Если ренегат и узнал его — он ничем не выдал этого и только фыркнул носом.

— Я бы не прожил так долго, если бы ввязывался в поединки, в которых не смог бы победить, когда у меня была возможность использовать другие пути. А ваша порода, похоже, взяла себе за правило встревать в конфликты, в которых у вас нет ни малейшего шанса. — Широким жестом он обвел помещение. — Поэтому ты и попал сюда, не так ли?

— Убери своих псов, предатель, и мы посмотрим, у кого тут нет шансов, — глаза Рафена сверкнули, мускулы на руках напряглись. Байл не обратил внимания на его выпад, бросив взгляд на Чейна.

— Его подобрали в океане.

— Какой подарок! Но я не желаю принимать его, пока не узнаю, чего он мне может стоить. Как он попал туда?

Новый Человек злобно взглянул на Рафена:

— Отвечай на вопрос повелителя, или снова испытаешь боль, Кровавый Ангел.

Рафен взглянул в ответ — с не меньшей злобой:

— Не прикидывайся, что до сих пор не знаешь.

— Может и знаю, — улыбнулся Чейн, — но хочу, чтобы ты сам рассказал обо всем.

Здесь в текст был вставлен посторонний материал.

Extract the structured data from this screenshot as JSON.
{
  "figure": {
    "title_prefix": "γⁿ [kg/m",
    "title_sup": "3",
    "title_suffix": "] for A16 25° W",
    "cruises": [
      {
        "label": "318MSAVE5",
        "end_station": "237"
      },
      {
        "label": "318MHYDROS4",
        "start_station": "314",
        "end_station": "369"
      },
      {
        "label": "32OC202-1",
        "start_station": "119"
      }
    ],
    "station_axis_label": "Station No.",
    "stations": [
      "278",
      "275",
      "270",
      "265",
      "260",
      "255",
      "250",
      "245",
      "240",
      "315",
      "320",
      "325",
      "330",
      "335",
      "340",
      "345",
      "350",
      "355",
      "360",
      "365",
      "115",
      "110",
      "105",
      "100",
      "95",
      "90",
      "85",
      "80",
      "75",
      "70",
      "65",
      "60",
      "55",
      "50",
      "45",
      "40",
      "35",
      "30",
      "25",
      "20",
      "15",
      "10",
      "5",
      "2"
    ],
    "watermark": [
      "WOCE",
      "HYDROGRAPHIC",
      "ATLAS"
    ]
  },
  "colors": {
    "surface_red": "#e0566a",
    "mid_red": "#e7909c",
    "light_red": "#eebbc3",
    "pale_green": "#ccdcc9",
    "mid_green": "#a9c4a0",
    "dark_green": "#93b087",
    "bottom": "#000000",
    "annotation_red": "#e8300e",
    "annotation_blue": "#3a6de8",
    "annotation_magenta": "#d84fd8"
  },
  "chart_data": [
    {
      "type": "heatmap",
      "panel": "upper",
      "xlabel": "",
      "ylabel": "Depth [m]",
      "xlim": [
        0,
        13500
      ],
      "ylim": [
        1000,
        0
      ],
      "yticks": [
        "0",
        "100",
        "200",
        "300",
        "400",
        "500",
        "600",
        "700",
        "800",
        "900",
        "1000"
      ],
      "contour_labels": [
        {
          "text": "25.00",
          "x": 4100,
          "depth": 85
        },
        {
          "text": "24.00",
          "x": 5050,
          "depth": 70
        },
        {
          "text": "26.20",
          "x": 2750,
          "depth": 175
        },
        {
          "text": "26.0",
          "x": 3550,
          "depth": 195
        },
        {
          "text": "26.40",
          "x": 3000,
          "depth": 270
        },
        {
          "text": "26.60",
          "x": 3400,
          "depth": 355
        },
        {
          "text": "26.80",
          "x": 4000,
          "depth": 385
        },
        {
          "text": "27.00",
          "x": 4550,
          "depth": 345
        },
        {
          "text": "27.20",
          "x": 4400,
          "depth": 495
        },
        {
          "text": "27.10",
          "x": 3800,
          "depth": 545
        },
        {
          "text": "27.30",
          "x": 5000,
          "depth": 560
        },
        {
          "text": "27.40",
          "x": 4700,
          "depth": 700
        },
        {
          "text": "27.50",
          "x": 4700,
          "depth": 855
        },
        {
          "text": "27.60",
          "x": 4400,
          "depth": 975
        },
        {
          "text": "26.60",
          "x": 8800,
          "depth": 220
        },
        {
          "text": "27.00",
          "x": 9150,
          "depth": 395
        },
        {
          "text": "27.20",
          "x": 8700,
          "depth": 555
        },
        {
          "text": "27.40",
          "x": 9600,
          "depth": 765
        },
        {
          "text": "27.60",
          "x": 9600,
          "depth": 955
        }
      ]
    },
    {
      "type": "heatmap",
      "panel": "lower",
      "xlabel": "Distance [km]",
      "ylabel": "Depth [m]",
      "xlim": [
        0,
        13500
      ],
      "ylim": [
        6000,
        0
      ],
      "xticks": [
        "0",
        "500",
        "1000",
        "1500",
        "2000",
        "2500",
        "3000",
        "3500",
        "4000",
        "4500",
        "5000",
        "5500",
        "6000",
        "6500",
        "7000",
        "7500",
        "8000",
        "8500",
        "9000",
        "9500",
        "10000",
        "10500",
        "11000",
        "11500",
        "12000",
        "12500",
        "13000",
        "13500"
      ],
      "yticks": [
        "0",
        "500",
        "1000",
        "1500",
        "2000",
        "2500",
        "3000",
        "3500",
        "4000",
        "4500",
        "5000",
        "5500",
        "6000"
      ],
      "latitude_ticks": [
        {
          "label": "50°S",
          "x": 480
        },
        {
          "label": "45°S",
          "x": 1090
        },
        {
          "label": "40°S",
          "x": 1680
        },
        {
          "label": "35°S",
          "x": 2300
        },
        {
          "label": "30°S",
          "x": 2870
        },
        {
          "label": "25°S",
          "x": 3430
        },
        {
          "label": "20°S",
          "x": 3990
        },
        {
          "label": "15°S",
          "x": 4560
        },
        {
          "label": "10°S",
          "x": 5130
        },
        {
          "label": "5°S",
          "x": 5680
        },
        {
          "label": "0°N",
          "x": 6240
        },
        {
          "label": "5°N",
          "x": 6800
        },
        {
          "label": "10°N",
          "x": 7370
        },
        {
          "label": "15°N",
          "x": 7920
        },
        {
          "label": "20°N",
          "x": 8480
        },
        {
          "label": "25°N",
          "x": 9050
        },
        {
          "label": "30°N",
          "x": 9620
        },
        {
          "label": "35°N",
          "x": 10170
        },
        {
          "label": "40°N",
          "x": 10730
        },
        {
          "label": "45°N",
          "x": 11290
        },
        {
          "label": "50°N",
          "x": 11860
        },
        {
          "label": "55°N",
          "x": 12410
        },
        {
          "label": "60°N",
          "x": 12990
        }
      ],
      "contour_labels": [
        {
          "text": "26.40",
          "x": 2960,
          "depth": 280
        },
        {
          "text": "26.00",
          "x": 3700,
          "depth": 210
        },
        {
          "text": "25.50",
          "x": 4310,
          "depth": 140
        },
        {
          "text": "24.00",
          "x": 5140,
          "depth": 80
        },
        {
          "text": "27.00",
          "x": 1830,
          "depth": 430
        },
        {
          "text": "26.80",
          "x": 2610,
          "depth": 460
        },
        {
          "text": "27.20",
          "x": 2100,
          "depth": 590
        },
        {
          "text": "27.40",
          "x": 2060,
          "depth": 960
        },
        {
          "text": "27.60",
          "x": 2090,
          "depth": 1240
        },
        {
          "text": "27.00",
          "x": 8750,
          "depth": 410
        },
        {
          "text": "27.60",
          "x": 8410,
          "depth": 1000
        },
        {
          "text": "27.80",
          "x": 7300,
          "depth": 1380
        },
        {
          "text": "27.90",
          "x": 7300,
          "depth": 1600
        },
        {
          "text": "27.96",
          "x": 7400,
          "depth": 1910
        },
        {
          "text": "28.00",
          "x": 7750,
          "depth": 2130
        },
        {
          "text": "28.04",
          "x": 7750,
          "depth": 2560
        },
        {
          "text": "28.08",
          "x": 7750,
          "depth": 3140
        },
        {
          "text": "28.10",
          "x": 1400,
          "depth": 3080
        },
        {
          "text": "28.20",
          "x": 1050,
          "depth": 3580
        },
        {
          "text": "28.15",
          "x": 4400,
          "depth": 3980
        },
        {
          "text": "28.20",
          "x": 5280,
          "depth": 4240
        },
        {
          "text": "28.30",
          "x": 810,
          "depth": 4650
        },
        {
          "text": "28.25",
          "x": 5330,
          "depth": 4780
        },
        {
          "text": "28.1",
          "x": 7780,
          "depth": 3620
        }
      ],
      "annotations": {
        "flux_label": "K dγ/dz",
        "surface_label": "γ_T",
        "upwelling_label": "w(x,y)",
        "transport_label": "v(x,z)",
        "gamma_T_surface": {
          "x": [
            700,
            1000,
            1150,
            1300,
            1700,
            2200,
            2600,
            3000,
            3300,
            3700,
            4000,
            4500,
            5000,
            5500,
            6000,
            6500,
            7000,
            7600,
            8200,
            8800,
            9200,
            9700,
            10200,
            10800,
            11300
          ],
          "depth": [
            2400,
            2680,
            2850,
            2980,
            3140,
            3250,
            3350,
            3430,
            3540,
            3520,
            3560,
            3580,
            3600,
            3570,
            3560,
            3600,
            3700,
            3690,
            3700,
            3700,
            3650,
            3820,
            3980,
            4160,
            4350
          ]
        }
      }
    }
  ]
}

— Я летел с Ваала, — ответил Рафен, — чтобы перебить вас всех.

Он повернулся к Байлу.

— И чтобы ты понес наказание, которое точно заслужил за оскорбление, что нанес моему Ордену.

— Он говорил, что прибыл один, — добавил Чейн, — на корабле этого идиота Зеллика.

Кровавый Ангел промолчал: андрогин подтвердил то, о чем он догадывался — каждое слово, сказанное в тюремных камерах, слышали шпионы Чейна.

— Он так сказал? — Байл задумался. — Одинокий Астартес, несущий возмездие за нанесенное оскорбление.

Он отступил назад, к второй двери.

— С чего бы он так взволновался из-за этого?

Ренегат свистящим шепотом произнес кодовое слово, и дверь опустилась вниз, открывая проход. Байл шагнул в него, сделав ленивый знак своему прислужнику.

— Ведите его.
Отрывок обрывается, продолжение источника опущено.